I am now a member of ACID - Anti Copying in Design. ACID was created to uphold the value of original design and over the last two decades it has become a powerful campaigning voice within the design community. ACID is committed to raising awareness and a greater understanding of intellectual property. It's main priorities are prevention and deterrence against intellectual property infringement. As well as working hard to minimise IP infringement ACID offers a range of practical ways to help members like myself protect their designs. Through ACID I now have access to legal and IP advice from specialist Legal Affiliates. More information about ACID and membership can be found on it's website www.acid.uk.com

Folk Art Forest at Prema Gallery




The new bird and flower designs I screen printed in March were for a small exhibition of my work at Prema Gallery in the Cotswolds. I enjoy working three dimensionally with paper and card so displaying my framed screen prints in large cabinets was the perfect opportunity to create a colourful installation. I managed to fill the cabinets with birds and flowers and even got to reuse some of the 3d Folk Trees I made for Unit Twelve Gallery last year. 

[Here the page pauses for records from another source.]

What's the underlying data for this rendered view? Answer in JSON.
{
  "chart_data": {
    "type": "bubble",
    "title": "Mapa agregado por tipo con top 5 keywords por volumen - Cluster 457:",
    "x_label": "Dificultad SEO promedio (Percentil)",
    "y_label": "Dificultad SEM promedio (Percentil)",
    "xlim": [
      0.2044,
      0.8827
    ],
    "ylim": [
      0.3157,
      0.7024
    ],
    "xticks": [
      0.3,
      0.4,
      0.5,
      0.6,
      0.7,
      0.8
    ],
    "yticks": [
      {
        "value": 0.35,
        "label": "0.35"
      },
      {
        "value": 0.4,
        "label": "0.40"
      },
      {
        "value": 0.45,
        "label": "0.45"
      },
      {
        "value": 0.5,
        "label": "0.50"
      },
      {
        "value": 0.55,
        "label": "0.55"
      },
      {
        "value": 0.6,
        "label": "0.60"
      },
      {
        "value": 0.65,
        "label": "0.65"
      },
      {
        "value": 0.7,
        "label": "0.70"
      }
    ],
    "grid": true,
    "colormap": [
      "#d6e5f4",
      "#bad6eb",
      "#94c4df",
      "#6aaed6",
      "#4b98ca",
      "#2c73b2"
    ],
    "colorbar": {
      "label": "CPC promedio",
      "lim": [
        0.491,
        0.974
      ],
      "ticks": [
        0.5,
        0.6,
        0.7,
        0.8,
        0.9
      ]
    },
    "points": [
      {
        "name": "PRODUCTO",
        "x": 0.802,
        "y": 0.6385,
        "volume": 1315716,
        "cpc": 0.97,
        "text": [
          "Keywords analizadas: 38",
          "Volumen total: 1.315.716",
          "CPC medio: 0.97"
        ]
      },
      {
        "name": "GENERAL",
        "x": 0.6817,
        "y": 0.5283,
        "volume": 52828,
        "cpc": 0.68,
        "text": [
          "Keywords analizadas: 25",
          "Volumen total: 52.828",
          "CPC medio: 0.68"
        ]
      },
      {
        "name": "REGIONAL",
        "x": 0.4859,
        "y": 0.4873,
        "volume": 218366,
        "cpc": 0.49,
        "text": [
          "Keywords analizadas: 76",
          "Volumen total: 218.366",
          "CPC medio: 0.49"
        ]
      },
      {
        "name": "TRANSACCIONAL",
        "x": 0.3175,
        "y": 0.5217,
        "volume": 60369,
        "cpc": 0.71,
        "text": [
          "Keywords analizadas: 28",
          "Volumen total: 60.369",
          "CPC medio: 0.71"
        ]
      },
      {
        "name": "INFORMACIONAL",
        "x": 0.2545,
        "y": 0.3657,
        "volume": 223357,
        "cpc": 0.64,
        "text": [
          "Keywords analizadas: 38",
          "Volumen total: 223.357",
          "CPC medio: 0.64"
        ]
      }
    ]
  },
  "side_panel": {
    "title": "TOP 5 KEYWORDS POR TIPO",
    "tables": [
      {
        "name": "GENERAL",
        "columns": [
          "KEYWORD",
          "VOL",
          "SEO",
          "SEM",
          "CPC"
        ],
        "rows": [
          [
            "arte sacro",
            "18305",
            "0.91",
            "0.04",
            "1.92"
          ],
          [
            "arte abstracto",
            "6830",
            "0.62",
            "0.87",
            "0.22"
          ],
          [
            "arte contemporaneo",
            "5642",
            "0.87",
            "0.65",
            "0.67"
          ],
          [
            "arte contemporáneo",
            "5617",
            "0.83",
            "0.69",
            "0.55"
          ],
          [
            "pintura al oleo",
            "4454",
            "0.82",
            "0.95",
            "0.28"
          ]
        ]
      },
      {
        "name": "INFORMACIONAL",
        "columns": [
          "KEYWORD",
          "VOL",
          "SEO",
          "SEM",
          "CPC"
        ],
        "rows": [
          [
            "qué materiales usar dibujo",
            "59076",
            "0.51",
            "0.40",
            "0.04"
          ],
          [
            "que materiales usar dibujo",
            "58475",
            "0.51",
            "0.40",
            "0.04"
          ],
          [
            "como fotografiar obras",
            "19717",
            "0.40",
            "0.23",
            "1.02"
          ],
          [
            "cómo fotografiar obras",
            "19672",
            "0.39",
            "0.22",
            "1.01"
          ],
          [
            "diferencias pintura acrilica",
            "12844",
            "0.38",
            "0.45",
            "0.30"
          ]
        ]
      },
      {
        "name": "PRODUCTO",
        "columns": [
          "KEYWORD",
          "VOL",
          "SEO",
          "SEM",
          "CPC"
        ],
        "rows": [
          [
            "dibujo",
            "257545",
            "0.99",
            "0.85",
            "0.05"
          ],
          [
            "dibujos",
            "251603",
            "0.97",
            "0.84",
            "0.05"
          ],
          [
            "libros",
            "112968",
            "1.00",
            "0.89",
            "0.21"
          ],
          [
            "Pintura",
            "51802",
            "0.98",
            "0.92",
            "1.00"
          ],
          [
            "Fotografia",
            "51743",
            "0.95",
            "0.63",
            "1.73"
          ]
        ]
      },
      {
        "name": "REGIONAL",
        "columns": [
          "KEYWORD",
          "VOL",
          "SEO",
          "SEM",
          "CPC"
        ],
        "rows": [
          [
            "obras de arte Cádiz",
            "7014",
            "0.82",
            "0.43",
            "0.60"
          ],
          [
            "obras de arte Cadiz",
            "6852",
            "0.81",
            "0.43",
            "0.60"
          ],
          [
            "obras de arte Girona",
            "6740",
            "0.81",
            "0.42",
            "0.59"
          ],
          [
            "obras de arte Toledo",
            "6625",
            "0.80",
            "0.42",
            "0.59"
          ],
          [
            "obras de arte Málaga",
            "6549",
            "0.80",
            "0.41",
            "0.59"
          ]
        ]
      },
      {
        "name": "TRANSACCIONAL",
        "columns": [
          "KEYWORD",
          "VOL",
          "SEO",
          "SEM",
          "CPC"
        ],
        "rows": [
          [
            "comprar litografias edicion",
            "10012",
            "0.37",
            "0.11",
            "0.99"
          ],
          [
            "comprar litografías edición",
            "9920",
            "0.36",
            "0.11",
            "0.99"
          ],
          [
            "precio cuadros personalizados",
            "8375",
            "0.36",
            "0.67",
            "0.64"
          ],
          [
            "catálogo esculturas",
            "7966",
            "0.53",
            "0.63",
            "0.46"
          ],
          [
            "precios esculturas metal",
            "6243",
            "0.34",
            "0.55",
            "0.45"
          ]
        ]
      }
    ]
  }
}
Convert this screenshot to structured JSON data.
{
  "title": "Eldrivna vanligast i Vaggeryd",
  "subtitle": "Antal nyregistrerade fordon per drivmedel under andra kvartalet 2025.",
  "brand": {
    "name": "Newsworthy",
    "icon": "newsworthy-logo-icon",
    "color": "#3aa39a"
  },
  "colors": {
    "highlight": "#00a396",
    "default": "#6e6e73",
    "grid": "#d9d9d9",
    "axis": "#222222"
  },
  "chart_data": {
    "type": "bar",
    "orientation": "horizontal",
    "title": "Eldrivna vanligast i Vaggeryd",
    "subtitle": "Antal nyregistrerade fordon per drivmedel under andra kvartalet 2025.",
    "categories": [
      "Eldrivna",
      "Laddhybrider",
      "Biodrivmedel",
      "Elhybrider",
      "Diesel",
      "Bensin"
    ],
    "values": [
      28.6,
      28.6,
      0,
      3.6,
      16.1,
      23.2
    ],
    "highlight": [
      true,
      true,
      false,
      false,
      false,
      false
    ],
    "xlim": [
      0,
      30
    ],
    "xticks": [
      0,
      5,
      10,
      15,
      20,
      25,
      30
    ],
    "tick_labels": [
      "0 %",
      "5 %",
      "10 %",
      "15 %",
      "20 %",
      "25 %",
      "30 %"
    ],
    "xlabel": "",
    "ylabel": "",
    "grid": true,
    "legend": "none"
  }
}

Prema is a lovely family friendly arts centre in an idyllic location not far from Stroud in Gloucestershire. They often have exhibitions by different illustrators and also have an amazing cafe with unbelievably good cakes so I was in heaven and can't wait to go back for another visit.



Bird Tree cards

My Bird Tree design is a couple of years old now but initially I wasn't happy with it and had to redraw some parts. I've screen printed the design a few times since then and recently decided to reprint it in three different colourways using metallic inks on recycled brown kraft card. It feels like I've spent most of 2014 reprinting cards but it's quite nice to finally have all my Folk Tree designs in stock. Other cards I've updated include these Folk Tree & Bird designs which also make use of my favorite metallic inks on ivory coloured recycled card.

Monday, 17 March 2014

Spring has Sprung!


Hurray, spring is here at last and to celebrate warmer weather and longer daylight hours I have been screen-printing a new flower design. It's a fairly simple design so I can use it either individually or as a repeat pattern and produce a variety of products. The colours aren't quite right yet but can easily be changed. These flowers are printed on 300gsm eco natural recycled card which is great for both 2d and 3d work. They will be part of an installation and I have also printed a new bird design to go with them. I managed to fill the print rack with a whole flock of birds so have a lot of sticking, cutting and folding to do.




New! New Baby Cards

I am celebrating some new arrivals, Cute As A Button new baby cards! My favorite stockist, Here and Now in Falmouth, asked me for new baby cards quite a while ago but I couldn't find the time to do them until now. It's been a long wait so I am really happy to have finally finished and screen-printed this design. I like the idea of having different colours to choose from, so as well as the traditional pink and blue options I also printed the design in gender neutral green.

Bulgarian Boy and Girl

Last year I started work on a series of screen prints inspired by traditional Bulgarian dolls and costumes. I was very lucky that my Bulgarian friend bought me back some lovely wooden dolls from her summer holiday in Bulgaria. It was great to be able to see them in real life rather than just searching the internet for images. These two designs are based on the dolls and were intended to be part of the Masquerade exhibition last Autumn. Unfortunately I couldn't get them finished in time so I was really happy when the RBSA Gallery craft shop approached me about including my Polish and Bulgarian inspired screen prints in their Melting Pot exhibition. It was exactly the motivation I needed to get new cards and prints finished and ready for the first exhibition of 2014.